Locquet was de zoon van Willem Locquet en Pétronille Taedts. Hij studeerde eerst filosofie aan de oude universiteit van Leuven, meer bepaald in de Pedagogie De Lelie. Hij deed hogere universitaire studies in de rechten in Leuven. Van 1634 tot 1637 was hij hoogleraar filosofie aan dezelfde universiteit.

Vervolgens werkte hij voor de Spaanse overheid: van 1637-1643 was hij plaatsvervangend adviseur van de Souvereine Raad van Brabant, de hoogste rechtbank van het hertogdom Spaans-Brabant. Van 1643-1656 werkte hij voor de Drossaart van Brabant. Locquet maakte verder carrière in Brabant als ambtenaar-rechter. In 1656 benoemde de gouverneur-generaal der Spaanse Nederlanden, Juan II, hem tot titelvoerend adviseur van de Souvereine Raad van Brabant. Dit was niet naar de zin van de Souvereine Raad zelf, want deze had een wervingsstop afgekondigd. De gouverneur-generaal zette door en benoemde Locquet toch. De Souvereine Raad vond het daarom beter dat Locquet thuis bleef. Locquet bleef weg van de vergaderingen van de Raad (1656-1658). De situatie verbeterde in 1658 wanneer Locquet het ambt van juridisch adviseur ten volle mocht uitoefenen. De Souvereine Raad was toen gehuisvest in een refugiehuis van de Abdij van Park van Leuven; dit gebouw bevond zich in de straat met de toepasselijke naam Perkamentstraat. De straat bestaat vandaag niet meer in Brussel[2].

 
De Hoge Raad van Mechelen was toen gehuisvest in de Hof van Savoye in Mechelen.

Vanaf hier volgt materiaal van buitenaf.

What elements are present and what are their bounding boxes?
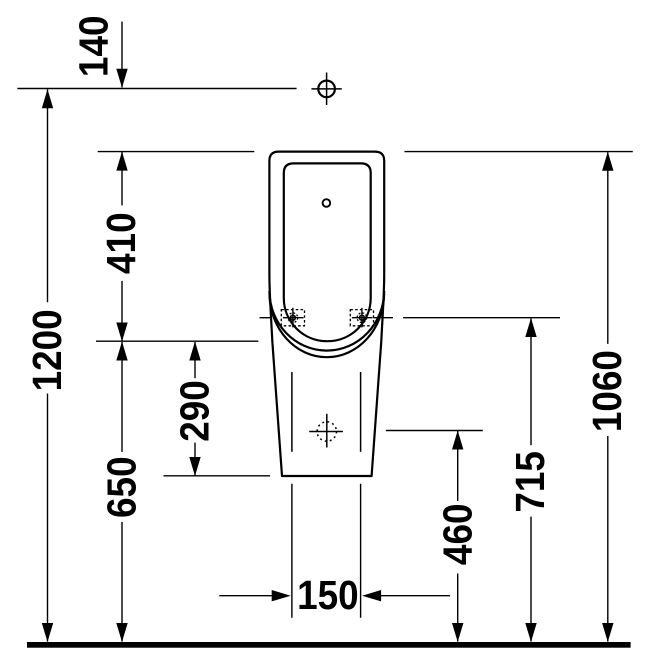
dimension 140 arrow: [116, 69, 127, 88]
fixing hole right dashed box: [350, 310, 373, 326]
urinal inner rim: [284, 163, 371, 341]
bowl lip upper curve: [269, 291, 384, 351]
fixing hole left dashed circle: [288, 313, 298, 323]
fixing hole right dashed circle: [357, 313, 367, 323]
dimension 140 line: [121, 22, 123, 88]
svg-text:460: 460: [436, 504, 481, 566]
fixing hole left center ring: [291, 315, 296, 320]
floor line: [27, 642, 631, 648]
siphon bottom reference line: [164, 475, 271, 477]
dimension 460 top arrow: [452, 431, 463, 450]
dimension 150 left arrow: [272, 590, 291, 601]
dimension 1060 line: [607, 152, 609, 641]
dimension 410 line: [121, 152, 123, 341]
dimension 715 top arrow: [525, 318, 536, 337]
svg-text:650: 650: [100, 456, 145, 518]
dimension 150 right line: [367, 595, 450, 597]
urinal top reference line right: [405, 151, 633, 153]
dimension 150 left line: [219, 595, 285, 597]
dimension 715 line: [530, 318, 532, 641]
wall reference line (1200 level): [17, 88, 296, 90]
flush pipe crosshair: [311, 73, 341, 106]
urinal top reference line left: [98, 151, 255, 153]
dimension 290 line: [194, 342, 196, 476]
dimension 410 top arrow: [116, 152, 127, 171]
dimension 1060 top arrow: [602, 152, 613, 171]
rim level tick line (650 level): [96, 340, 258, 342]
svg-text:1200: 1200: [25, 309, 70, 391]
dimension 1200 bottom arrow: [42, 623, 53, 642]
svg-text:410: 410: [99, 212, 144, 274]
dimension 410 bottom arrow: [116, 323, 127, 342]
dimension 650 line: [121, 342, 123, 642]
dimension 460 line: [457, 431, 459, 642]
svg-text:715: 715: [508, 451, 553, 513]
dimension 1060 bottom arrow: [602, 623, 613, 642]
siphon inner line right: [360, 372, 362, 452]
dimension 1200 top arrow: [42, 89, 53, 108]
fixing hole left cross: [283, 308, 304, 328]
dimension 290 top arrow: [189, 342, 200, 361]
dimension 650 bottom arrow: [116, 623, 127, 642]
dimension 290 bottom arrow: [189, 457, 200, 476]
svg-text:290: 290: [173, 380, 218, 442]
bowl lip lower curve: [270, 294, 385, 357]
outlet level reference line (460 level): [386, 430, 483, 432]
dimension 650 top arrow: [116, 342, 127, 361]
svg-text:140: 140: [72, 16, 117, 78]
outlet crosshair dashed circle: [317, 422, 336, 441]
water inlet hole: [323, 199, 331, 207]
outlet crosshair cross: [309, 414, 343, 448]
urinal outer silhouette: [269, 152, 384, 476]
svg-text:150: 150: [297, 573, 359, 618]
svg-text:1060: 1060: [585, 350, 630, 432]
fixing level reference line left: [260, 317, 273, 319]
fixing level reference line right (715 level): [374, 317, 394, 319]
dimension 460 bottom arrow: [452, 623, 463, 642]
siphon inner line left: [291, 372, 293, 452]
fixing hole left dashed box: [281, 310, 304, 326]
dimension 1200 line: [47, 89, 49, 641]
fixing hole right center ring: [360, 315, 365, 320]
outlet extension line left: [291, 484, 293, 618]
dimension 150 right arrow: [362, 590, 381, 601]
dimension 715 bottom arrow: [525, 623, 536, 642]
fixing hole right cross: [352, 308, 373, 328]
outlet extension line right: [360, 484, 362, 618]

Vanaf 1661 werkte Locquet voor de Hoge Raad van de Admiraliteit van Spanje, ook in Brussel gelegen. Locquet verhuisde vervolgens in 1663 naar Madrid. Daar zetelde hij in de Koninklijke Hoge Raad der Nederlanden en Bourgondië, die de koning adviseerde over de financiën en de benoemingen in de Spaanse Nederlanden.

Na 6 jaren verblijf in Madrid, keerde hij terug naar de Nederlanden (1669). Locquet verkreeg immers de benoeming tot voorzitter van de Grote Raad van Mechelen (1670), het hoogste rechtscollege van de Spaanse Nederlanden. Dit voorzitterschap in Mechelen bezorgde hem een jaarlijks inkomen van 2.000 Spaanse ponden. Locquet was op het hoogtepunt van zijn carrière als rechter. Zijn schoonvader zetelde ook in de Grote Raad van Mechelen. Zijn zoon Jean-Michel (1653-1726) was ondertussen militair commandant van Mechelen geworden. Locquet werd daarnaast lid van de Raad van State van de Spaanse Nederlanden. Gouverneur-generaal Alessandro Farnese beloonde Locquet met 3 adellijke titels: heer van Impel, heer van Wandenbrouck en burggraaf van Hombeek (1681). Deze 3 plekken liggen in het Mechelse. In 1686 ontving Locquet de hoge onderscheiding van kanselier van Brabant uit de handen van gouverneur-generaal Francisco Antonio de Agurto. Deze titel was louter formeel maar betekende alleszins een bekroning van zijn levenslange dienst aan de Spaanse Kroon.

Kanselier Locquet overleed een jaar later in Brussel (1687).